A rollicking day on Wall Street on Friday helped cap a third straight winning week for shipping stocks, with the average listing gaining 13%.

A surge by the Dow Jones Industrial Average on Friday on stunningly strong US job numbers helped push every major shipping listing to green numbers, capping a week in which 22 or the 30 names under coverage of investment bank Jefferies logged gains.

The week's only sour note saw a reversal of fortune for tanker stocks, which are easily the most widely traded shipping paper.

After two weeks of profits, tankers came crashing to a 3% loss, with the bottom 10 performers in the Jefferies index all in the wet trade. A stagnation in rates coupled with a spate of bearish analyst forecasts killed the momentum.

Frontline was the biggest loser at 11%. It announced a $100m at-the-market shares authorisation during the week.

But this was more than offset by a hot week for bulker stocks.

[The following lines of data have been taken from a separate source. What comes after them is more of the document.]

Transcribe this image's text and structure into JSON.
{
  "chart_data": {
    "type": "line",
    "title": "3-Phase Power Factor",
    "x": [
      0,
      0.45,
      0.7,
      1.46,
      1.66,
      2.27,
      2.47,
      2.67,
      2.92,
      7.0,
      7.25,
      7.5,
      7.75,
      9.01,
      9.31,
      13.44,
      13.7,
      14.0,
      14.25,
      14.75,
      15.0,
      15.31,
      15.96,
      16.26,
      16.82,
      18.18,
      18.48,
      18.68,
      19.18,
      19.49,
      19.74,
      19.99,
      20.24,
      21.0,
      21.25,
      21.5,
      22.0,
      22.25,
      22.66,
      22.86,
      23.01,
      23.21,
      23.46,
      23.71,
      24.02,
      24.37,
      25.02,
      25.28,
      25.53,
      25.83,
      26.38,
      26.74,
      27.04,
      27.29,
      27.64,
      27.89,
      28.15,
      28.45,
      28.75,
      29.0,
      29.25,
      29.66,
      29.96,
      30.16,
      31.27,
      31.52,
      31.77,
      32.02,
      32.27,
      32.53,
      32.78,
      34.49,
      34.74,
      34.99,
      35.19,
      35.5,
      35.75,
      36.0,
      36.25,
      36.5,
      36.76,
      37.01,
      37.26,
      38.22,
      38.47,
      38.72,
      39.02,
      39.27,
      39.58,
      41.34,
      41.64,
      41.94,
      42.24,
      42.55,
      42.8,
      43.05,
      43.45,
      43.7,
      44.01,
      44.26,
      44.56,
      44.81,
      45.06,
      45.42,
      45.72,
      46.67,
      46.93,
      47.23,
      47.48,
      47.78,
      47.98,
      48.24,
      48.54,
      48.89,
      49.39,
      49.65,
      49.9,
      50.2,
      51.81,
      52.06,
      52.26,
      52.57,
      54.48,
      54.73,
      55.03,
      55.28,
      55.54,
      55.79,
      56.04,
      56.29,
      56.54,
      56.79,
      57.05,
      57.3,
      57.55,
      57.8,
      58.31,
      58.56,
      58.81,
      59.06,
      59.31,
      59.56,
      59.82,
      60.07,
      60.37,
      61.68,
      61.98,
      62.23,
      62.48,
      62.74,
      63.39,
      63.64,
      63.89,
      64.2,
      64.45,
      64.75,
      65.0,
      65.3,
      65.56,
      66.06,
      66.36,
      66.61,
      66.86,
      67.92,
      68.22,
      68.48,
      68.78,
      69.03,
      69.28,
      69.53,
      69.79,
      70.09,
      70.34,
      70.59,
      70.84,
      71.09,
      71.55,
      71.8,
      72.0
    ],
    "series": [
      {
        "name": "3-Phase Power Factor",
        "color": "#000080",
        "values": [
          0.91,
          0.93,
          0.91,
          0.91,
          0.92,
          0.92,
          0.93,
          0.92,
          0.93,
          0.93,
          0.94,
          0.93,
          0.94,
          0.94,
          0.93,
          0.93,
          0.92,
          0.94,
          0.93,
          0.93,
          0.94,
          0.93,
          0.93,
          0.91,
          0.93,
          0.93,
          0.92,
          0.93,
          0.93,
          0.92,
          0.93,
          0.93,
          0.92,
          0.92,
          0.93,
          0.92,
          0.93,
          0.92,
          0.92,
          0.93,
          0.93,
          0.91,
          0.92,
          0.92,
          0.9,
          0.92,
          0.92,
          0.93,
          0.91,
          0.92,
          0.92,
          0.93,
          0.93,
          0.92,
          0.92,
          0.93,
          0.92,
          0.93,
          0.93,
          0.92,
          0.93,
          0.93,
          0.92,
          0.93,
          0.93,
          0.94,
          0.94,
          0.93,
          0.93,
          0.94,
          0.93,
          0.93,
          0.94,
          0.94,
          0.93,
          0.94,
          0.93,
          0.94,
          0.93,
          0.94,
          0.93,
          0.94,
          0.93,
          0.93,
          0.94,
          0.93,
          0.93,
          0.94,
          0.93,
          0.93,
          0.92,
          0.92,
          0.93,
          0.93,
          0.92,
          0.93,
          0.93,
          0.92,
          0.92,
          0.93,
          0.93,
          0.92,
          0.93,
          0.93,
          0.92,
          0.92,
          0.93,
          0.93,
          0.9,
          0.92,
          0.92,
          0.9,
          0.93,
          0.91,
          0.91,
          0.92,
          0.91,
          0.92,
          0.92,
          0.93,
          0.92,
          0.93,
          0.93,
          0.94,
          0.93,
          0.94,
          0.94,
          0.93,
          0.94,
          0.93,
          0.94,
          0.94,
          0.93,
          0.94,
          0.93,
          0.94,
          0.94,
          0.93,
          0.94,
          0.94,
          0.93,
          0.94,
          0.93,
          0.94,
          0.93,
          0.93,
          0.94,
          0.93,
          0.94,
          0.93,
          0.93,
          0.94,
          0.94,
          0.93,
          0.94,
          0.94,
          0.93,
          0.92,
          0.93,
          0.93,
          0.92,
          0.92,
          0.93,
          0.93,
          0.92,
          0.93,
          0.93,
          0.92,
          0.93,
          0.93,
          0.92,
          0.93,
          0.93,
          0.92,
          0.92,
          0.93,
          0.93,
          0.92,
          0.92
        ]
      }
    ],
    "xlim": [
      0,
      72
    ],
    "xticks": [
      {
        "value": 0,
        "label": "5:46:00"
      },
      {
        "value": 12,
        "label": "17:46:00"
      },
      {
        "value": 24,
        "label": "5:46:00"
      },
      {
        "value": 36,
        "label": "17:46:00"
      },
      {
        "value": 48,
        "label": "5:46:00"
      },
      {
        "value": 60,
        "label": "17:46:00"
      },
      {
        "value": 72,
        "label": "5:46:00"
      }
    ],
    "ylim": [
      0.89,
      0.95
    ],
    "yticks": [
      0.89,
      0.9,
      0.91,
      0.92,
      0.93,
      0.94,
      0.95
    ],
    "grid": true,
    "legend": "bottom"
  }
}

"Dry bulk rates soared, led by a 112% increase in average capesize rates. As a result, dry bulk equities soared with the average share price up 33%," Jefferies lead shipping analyst Randy Giveans said.

The top six performers in his table were all bulker owners, with Genco Shipping & Trading leading the way with a 47% jump. Diana Shipping followed at 38%, just ahead of Eagle Bulk Shipping at 35% and Scorpio Bulkers at 34%.

Like dry bulk, containership owners staged a comeback with a 13% gain. Danaos Corp led the way at 9%.

It was a good week for the gas sector as LNG names soared 19%, paced by Dynagas LNG Partners' 28%, and LPG carriers up 8% led by Navigator Gas' 12%.

The results came on a rampant day for the overall US stock market, as the Dow Jones Industrial Average crashed through the 27,000 barrier on much better than expected news on the US jobless rate.

The US added about 2.5m jobs in May, confounding market expectations of further losses of 8m and encouraging many on a quicker "V-shape" economic recovery from the coronavirus impact. The gains lowered unemployment to 13% from an expected 20%.

The Dow closed up more than 3.1%, or 829 points, to 27,111. The key index rose every day of the trading week.

The technology-heavy Nasdaq composite index set a record high for intraday trading.

Jefferies does not cover cruise stocks, but the so-called big three of Carnival Corp, Royal Caribbean and Norwegian Cruise Line all logged gains of between 15% and 20%.